Firminy : « il a une absence d’interdits avec une tendance pédophile »

Hervé a42 ans, il réclame des pho­tos dénudées de sa belle-fille de 14 ans. Mais pour lui c’est « édu­catif ». Il rajoute que même sa mère cau­tionne. Hervé a déjà été con­damné pour agres­sion sex­uelle sur mineur en 2015. La jeune fille est sous le choc. Elle est très per­tur­bée par ces mes­sages pornographiques.

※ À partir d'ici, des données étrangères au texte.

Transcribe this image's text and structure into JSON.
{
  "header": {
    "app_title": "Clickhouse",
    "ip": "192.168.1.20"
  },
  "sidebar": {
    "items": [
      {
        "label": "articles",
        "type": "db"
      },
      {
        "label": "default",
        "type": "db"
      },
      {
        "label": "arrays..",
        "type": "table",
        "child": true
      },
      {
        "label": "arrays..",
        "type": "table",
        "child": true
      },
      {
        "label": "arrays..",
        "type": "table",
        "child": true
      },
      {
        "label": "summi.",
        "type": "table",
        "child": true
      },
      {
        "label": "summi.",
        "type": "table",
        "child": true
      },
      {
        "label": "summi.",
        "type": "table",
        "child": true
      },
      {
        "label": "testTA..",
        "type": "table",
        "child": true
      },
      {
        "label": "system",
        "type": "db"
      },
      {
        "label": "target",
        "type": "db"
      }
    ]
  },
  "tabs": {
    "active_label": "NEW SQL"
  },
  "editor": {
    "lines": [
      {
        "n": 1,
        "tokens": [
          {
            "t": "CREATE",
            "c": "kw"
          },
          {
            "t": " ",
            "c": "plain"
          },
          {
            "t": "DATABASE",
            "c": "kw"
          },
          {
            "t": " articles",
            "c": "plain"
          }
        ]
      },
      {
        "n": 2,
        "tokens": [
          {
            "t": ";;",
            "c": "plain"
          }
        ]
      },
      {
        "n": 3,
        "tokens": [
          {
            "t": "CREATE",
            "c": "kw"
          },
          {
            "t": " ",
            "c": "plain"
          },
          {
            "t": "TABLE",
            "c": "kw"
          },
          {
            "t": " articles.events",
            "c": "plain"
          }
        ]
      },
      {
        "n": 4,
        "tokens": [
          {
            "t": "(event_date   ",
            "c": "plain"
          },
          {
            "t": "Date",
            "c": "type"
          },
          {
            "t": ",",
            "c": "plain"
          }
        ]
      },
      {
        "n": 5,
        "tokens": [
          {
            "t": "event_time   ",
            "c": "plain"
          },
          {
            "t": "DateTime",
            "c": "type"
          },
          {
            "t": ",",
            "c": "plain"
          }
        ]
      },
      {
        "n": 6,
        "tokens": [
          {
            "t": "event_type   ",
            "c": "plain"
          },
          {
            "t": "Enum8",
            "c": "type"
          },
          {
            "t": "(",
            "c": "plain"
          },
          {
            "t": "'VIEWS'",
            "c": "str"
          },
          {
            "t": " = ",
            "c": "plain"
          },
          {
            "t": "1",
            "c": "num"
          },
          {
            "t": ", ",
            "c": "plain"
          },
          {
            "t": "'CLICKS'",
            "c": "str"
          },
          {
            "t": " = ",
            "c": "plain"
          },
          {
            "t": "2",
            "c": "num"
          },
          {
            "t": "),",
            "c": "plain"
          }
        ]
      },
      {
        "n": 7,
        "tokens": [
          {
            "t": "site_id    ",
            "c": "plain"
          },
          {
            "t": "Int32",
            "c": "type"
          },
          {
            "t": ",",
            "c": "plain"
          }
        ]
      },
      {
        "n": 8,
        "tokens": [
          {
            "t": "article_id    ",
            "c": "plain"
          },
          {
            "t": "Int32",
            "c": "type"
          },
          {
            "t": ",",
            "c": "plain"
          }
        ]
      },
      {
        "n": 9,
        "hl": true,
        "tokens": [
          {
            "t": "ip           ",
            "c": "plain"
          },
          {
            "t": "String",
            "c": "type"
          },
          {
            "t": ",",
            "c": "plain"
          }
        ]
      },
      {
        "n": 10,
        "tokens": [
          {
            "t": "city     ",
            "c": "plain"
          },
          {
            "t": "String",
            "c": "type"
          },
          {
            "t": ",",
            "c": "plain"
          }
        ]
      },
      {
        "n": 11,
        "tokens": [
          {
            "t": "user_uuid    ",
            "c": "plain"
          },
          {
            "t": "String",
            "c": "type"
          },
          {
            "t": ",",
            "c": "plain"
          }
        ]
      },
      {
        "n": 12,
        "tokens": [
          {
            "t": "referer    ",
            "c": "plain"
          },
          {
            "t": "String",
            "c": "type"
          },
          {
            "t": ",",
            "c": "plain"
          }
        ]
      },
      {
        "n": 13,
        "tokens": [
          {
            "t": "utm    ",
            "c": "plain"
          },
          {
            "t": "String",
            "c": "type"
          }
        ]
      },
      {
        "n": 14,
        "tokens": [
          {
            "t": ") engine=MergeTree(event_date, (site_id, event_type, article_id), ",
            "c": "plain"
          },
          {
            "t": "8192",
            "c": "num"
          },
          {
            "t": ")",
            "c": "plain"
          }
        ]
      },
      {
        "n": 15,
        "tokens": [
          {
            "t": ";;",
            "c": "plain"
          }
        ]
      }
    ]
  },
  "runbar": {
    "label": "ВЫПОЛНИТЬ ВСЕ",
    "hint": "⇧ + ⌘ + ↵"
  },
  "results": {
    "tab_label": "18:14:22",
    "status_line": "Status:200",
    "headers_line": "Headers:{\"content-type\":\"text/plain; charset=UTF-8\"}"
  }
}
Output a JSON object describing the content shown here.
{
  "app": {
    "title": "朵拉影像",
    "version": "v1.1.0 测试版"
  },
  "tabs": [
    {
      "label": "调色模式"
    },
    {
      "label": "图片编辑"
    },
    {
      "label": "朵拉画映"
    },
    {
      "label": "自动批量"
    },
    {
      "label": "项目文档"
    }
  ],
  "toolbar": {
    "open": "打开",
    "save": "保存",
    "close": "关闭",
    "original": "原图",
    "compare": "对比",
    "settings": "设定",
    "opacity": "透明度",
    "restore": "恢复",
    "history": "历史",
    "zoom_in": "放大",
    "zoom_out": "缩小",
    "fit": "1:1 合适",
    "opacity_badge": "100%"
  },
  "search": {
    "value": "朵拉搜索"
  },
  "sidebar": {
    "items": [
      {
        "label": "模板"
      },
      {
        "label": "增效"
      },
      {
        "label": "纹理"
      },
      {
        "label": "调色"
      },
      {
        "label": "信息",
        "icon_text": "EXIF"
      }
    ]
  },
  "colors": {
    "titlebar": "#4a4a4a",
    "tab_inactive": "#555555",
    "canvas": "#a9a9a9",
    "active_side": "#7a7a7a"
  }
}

« Si vous apprenez à con­duire à votre belle fille, vous provo­queriez un acci­dent pour qu’elle voit les dan­gers de la route ? » demande le juge. Le mag­is­trat n’en revient pas. Ce chauf­feur routi­er campe sur sa posi­tion. Les SMS envoyés à sa belle-fille de 14 ans, avec notam­ment la pho­to de son sexe en érec­tion, « c’est pour la cho­quer ». Hervé explique qu’elle est tou­jours sur son télé­phone portable, « elle est en rela­tion avec des adultes sur son télé­phone, je voulais juste voir jusqu’où elle peut aller ».

« Oui, j’ai touché le sexe de mon ex-petit beau-fils »

Le juge tente de réveiller le peu d’intégrité du prévenu. Mais rien n’y fait. L’accusé n’a pas l’air de voir le mal. Le juge lit des mes­sages, des SMS à car­ac­tère pornographique. « Vous dites que c’est dans l’intérêt de l’enfant, vous avez une cer­taine expéri­ence… ». Le juge fait allu­sion à la con­damna­tion d’Hervé en 2015. « Oui, j’ai touché le sexe de mon ex-petit beau-fils, mais à l’époque, je buvais beau­coup et je fumais trente à qua­tre joints par jour ». Une réponse qui ne con­va­inc pas. L’expert psy­chi­a­tre qui l’a exam­iné explique que Hervé à une absence d’interdits avec une ten­dance pédophile et un net risque de réitéra­tion.

La défense de l’accusé tente de min­imiser : « Ses méth­odes éduca­tives sont cri­ti­quables mais mon­sieur a un faible niveau intel­lectuel et une per­son­nal­ité imma­ture et insta­ble ». Pour les faits, l’accusé écope de dix-huit mois de prison dont neuf avec sur­sis et mise à l’épreuve pen­dant deux ans. Il reste à la prison de La Talaudière où il est détenu depuis que les faits ont été décou­verts. A sa sor­tie, il devra se faire soign­er. Il n’aura pas le droit de voir la vic­time, ni sa grande sœur.